İzlenme İstatistikleri
Netflix’in yayınladığı verilere göre La Casa De Papel ilk haftasında 34,355,956 defa izlenerek ana dili İngilizce olmayan diziler arasında en çok izlenme rekorunu ele geçirmiştir. Aynı zamanda geçtiğimiz günlerde Stranger Things dizisi de dört gün içerisinde 40.7 milyon izlenerek en çok izlenen dizi rekorunu sırtlamıştı. Hatta verilerin yayınladığı o tarihte 18 milyon izleyicinin diziyi çoktan bitirdiğini dile getirmişlerdi. Netflix’in yayınladığı bu veriler, yaptığı akıllı yatırımların karşılığını aldığını net bir şekilde göstermektedir.
Dizinin Konusu
Gelelim çok beklenilen La Casa De Papel 3. sezonuna. Diziler konu işleyişi bakımından birkaç bölüme ayrılmaktadır.

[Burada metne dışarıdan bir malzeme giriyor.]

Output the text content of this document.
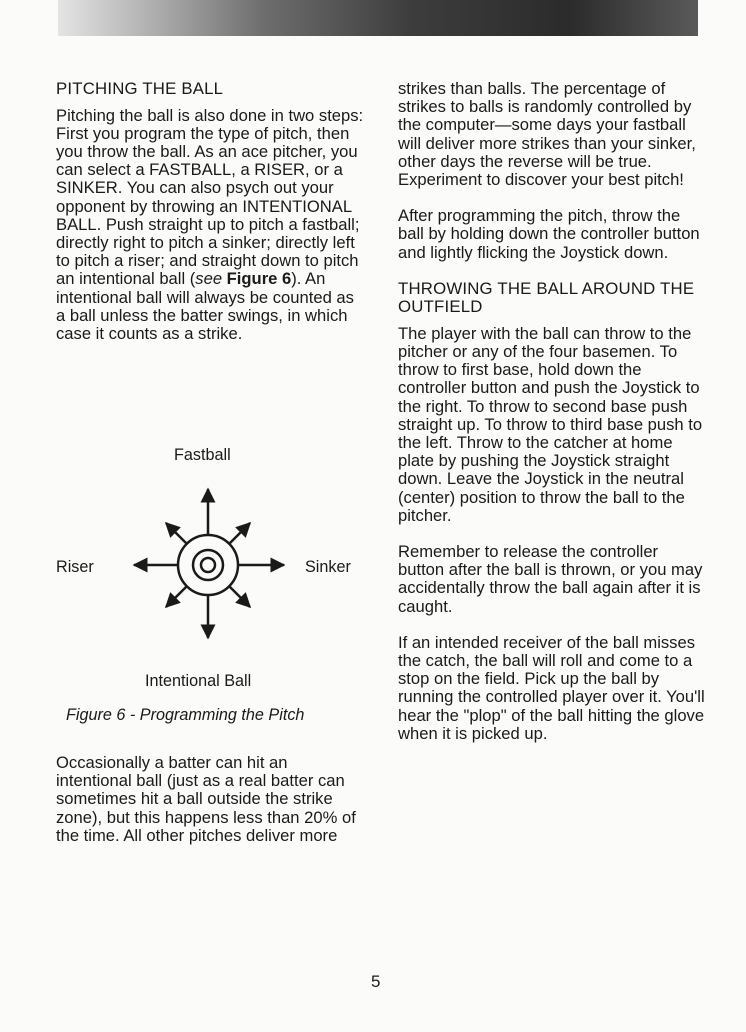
PITCHING THE BALL

Pitching the ball is also done in two steps: First you program the type of pitch, then you throw the ball. As an ace pitcher, you can select a FASTBALL, a RISER, or a SINKER. You can also psych out your opponent by throwing an INTENTIONAL BALL. Push straight up to pitch a fastball; directly right to pitch a sinker; directly left to pitch a riser; and straight down to pitch an intentional ball (see Figure 6). An intentional ball will always be counted as a ball unless the batter swings, in which case it counts as a strike.

Fastball
Riser	Sinker
Intentional Ball
Figure 6 - Programming the Pitch

Occasionally a batter can hit an intentional ball (just as a real batter can sometimes hit a ball outside the strike zone), but this happens less than 20% of the time. All other pitches deliver more

strikes than balls. The percentage of strikes to balls is randomly controlled by the computer—some days your fastball will deliver more strikes than your sinker, other days the reverse will be true. Experiment to discover your best pitch!

After programming the pitch, throw the ball by holding down the controller button and lightly flicking the Joystick down.

THROWING THE BALL AROUND THE OUTFIELD

The player with the ball can throw to the pitcher or any of the four basemen. To throw to first base, hold down the controller button and push the Joystick to the right. To throw to second base push straight up. To throw to third base push to the left. Throw to the catcher at home plate by pushing the Joystick straight down. Leave the Joystick in the neutral (center) position to throw the ball to the pitcher.

Remember to release the controller button after the ball is thrown, or you may accidentally throw the ball again after it is caught.

If an intended receiver of the ball misses the catch, the ball will roll and come to a stop on the field. Pick up the ball by running the controlled player over it. You'll hear the "plop" of the ball hitting the glove when it is picked up.

5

- Genel bir konuyu tüm sezona yayarak izleyicinin ilgisini dinamik tutmaya çalışan diziler
- Genel bir konuyu işlerken aynı zamanda her bölüm işlediği konuyu tamamen bitiren diziler
- Her bölümün sonunu heyecanlı bir şekilde bitirerek bizi heyecanlandırıp bir an önce bir sonraki bölümü açmamızı sağlayan diziler
La Casa De Papel, son maddeyi kapsayan bir konu ilerleyişiyle karşımıza çıkmaktadır. Netflix, bütün bölümleri aynı anda yayınladığı için bu özellik bir avantaja dönüşerek dizinin sürükleyiciliğini arttırmaktadır. Ancak “Acaba bir sonraki bölümde ne olacak?” beyin fırtınasını yapmaya vakit olmadığı için bu özellik zaman zaman bir dezavantaja dönüşmektedir. Bir sonraki bölümün ilk birkaç dakika içinde cevabı öğrenerek beklentisi yüksek olan izleyicinin karşısında, dizinin temposu izleyicinin enerjisinin altında kalmaktadır.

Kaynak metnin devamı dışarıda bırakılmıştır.